CHRIS WARE : La lisibilité à bout de souffle
Mémoire
par
Ronan - Chabrat
Sous la direction de Pâques, Frédéric - Serra, Carolina
Master Bande-dessinée / Édition2018-2019- ESA Saint-Luc
Bruxelles- Belgique
Les bandes dessinées de Chris Ware évoluent à contre-courant, en faveur d’expériences de lecture inhabituelles, exigeantes. Son œuvre, à cheval entre tradition et expérimentation, met en crise l’idée même de lisibilité, de ses limites, et ouvrent le champ des possibles narratifs. Quelles sont ces possibles ? Comment cette difficulté de lecture s’incarne-t-elle en bande dessinée ? A quelles fins ? Qu’est-ce que cela nous dit sur la lisibilité classique ?

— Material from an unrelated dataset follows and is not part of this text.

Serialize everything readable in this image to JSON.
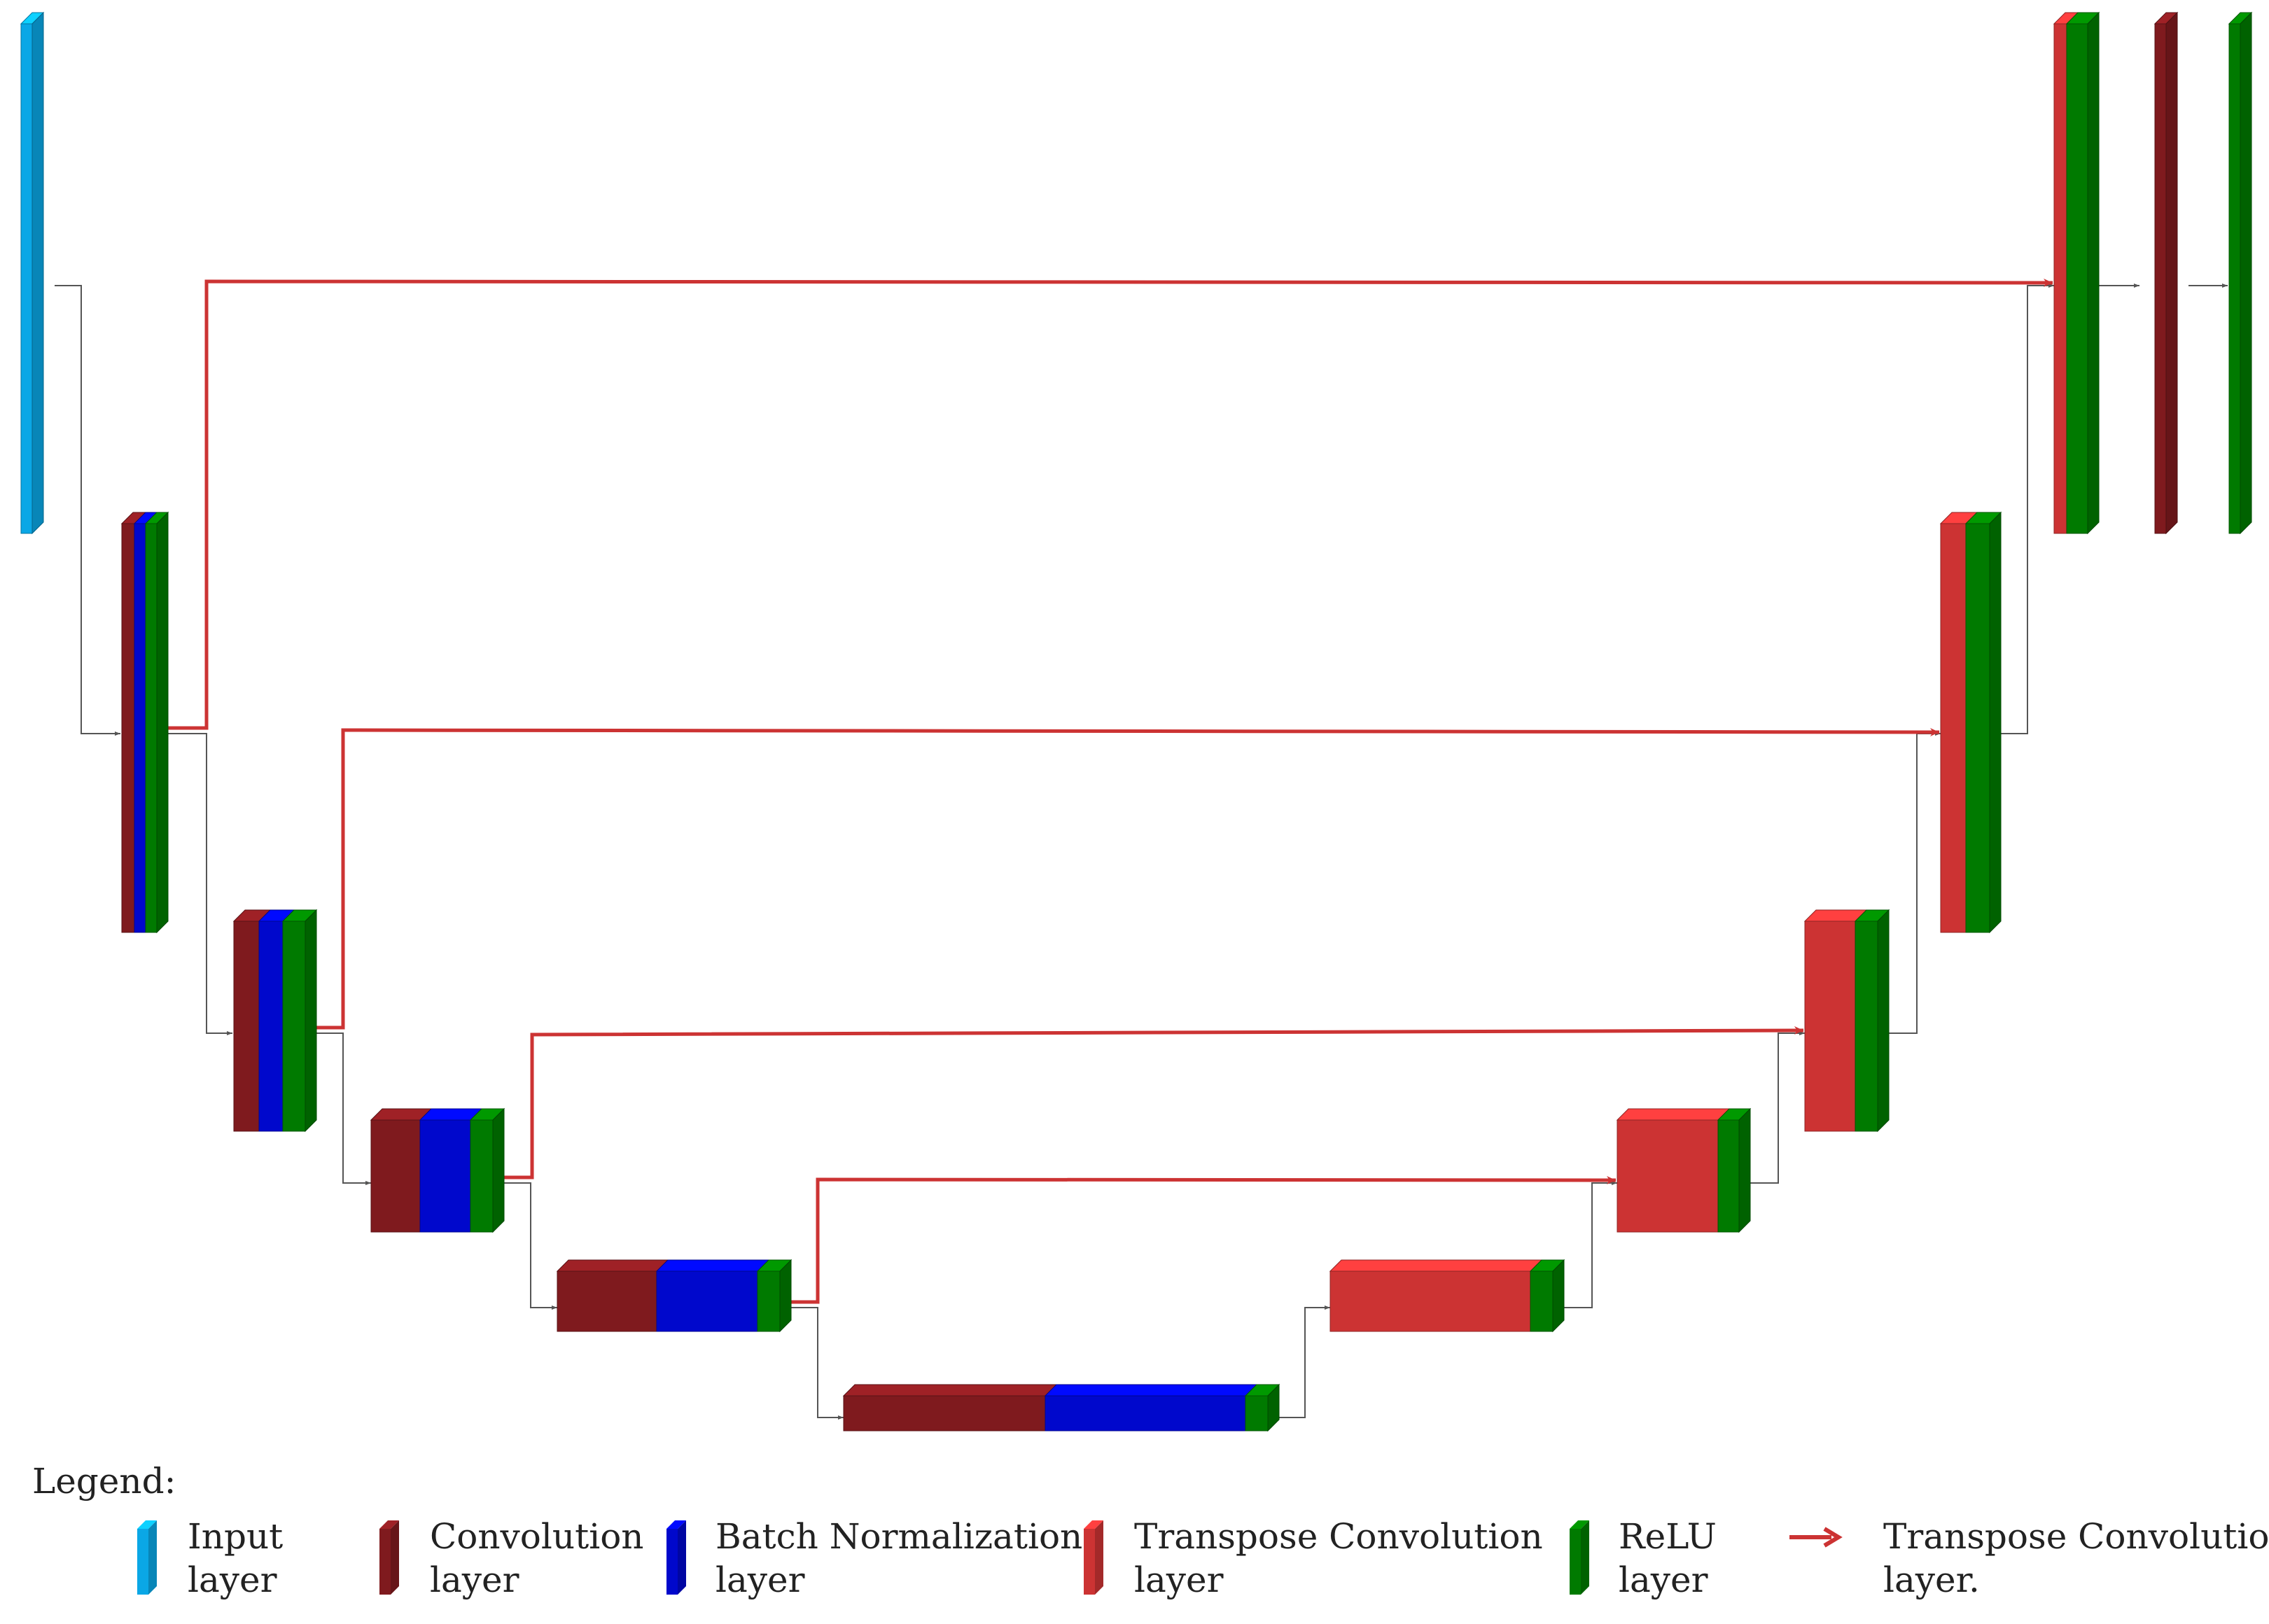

mots-clés : Lisibilité ; Illisibilité ; Lecture ; Effort ; Confort ; Difficulté ; Ware, Chris ; Hanselmann, Simon ; McGuire, Richard ; Crumb, Robert
Au contraire d’une certaine conception de la lisibilité en bande dessinée, l’auteur américain Chris Ware évolue à contre-courant, en faveur d’expériences de lecture inhabituelles, exigeantes, et d’un travail d’auteur qui l’est tout autant. Son œuvre, à cheval entre tradition et expérimentation, met en crise l’idée même de lisibilité, de ses limites, et ouvrent le champ des possibles narratifs. Quelles sont ces possibles ? Comment cette difficulté de lecture s’incarne-t-elle en bande dessinée ? A quelles fins ? Qu’est-ce que cela nous dit sur la lisibilité classique ? La bande dessinée est-elle capable d’expérience de lecture profonde et complexe ? Les réponses à ces questions passent tout d’abord par une mise en tension du concept de lisibilité; concept polysémique s’il en est, attaché à la notion d’effort, de réussite et d’accessibilité. Il demeure possible de se prononcer sur la lisibilité d’un ouvrage en terme de degré, allant de l’illisibilité complète à la lisibilité exemplaire, synonime - la plupart du temps - de succès commercial et populaire. A partir d’exemples représentatifs d’un côté et de l’autre du spectre, il est possible de dégager des critères de lisibilité, sans pour autant passer sous silence la part subjective de son procès. L’oeuvre de Chris Ware est particulièrement adaptée pour questionner la lisibilité car la difficulté de lecture est réelle, de l’aveu des spécialistes et de l’auteur lui-même. Son oeuvre pousse si bien la lisibilité dans ses retranchements qu’elle agit comme un révélateur du médium lui même, de ses stratégies et enjeux spécifiques. La difficulté de lecture ne s’envisage ici pas comme un obstacle ou une maladresse, mais comme un argument esthétique adapté aux propos de son auteur et une conception ouverte du médium. Dès lors, la lisibilité «faible» est à considérer comme un possible horizon pour les auteurs en quête de justesse, sans égard pour la polysémie inopportune du terme «faible», et sans pour autant dénigrer la lisibilité «forte». Il ne s’agit pas ici de favoriser une lisibilité par rapport à une autre, mais d’en explorer les mécanismes et les motivations respectives. Par l’entremise de la lisibilité, c’est finalement l’acte de lecture en lui même qui est questionné, ainsi que le rapport intime entre l’auteur et son lecteur.